If you write about Christ, you’ve got a problem—because he’s perfect. That’s great in a religious sense, but it’s not great in an artistic sense. What can you say about him? So my approach in those songs was to find somebody on the periphery who was looking at Christ. Those people have wrinkles and warts. Then you have something you can get your mind around.
The way the Barabbas story is presented in the Bible, you don’t really care who he is. When he is released instead of Jesus, you just think, “Oh, they got the wrong guy.” But that guy himself is saying, “What is going on here? I was ready to accept my punishment. This guy shows up and suddenly he’s taking the rap, which is good for me, but it’s a little weird.” He would want to find out what this was all about. To understand this stuff at all you have to use your imagination.
It seems there’s an art to writing songs that are scripturally inspired yet meaningful and entertaining for an audience that you can’t assume has any particular relationship to religion.
The yearning for the real meaning of things is more elemental in people than whether they’re Buddhists or Christians.
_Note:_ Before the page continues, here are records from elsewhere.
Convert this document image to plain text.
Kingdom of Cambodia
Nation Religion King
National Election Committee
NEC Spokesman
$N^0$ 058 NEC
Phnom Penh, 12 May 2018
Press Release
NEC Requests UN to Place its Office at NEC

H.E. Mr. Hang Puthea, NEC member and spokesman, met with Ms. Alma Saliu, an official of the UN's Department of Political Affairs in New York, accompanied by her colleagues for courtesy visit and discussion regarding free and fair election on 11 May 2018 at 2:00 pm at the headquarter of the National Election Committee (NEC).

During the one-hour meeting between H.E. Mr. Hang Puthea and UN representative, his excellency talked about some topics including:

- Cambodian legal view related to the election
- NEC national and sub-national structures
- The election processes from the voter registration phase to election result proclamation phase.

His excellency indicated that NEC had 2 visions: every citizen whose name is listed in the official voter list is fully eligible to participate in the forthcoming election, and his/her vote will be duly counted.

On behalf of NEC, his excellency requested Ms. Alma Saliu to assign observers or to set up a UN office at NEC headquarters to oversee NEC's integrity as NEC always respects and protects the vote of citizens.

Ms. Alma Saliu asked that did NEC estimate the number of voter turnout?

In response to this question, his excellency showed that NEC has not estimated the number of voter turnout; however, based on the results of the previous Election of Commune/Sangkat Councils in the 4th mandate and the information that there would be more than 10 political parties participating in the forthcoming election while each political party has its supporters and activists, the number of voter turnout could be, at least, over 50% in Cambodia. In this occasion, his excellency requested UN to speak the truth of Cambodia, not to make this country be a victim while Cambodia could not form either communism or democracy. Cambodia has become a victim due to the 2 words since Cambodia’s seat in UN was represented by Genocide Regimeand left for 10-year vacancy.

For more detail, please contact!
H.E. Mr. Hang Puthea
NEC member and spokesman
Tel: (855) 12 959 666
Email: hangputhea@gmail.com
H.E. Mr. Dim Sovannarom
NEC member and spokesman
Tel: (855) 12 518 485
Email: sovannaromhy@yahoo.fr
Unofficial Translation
The symbols and iconography and the language and vocabulary that I want to use to talk about the meaning of things—it turns out it’s all Christian stuff. That’s what I grew up with. That’s what’s most natural for me.
My family was nominally Congregationalist. My inclination was to say about Christianity: “That can’t be true. There’s no way that happened that way.” I’ve tried any number of times to completely blow it off, and I can’t. There’s a lot more doubt than faith that goes on with me, but I just can’t dump the whole thing. It’s much harder to do that than to accept it on some level and just bite my tongue in a church service when the Apostles’ Creed is recited.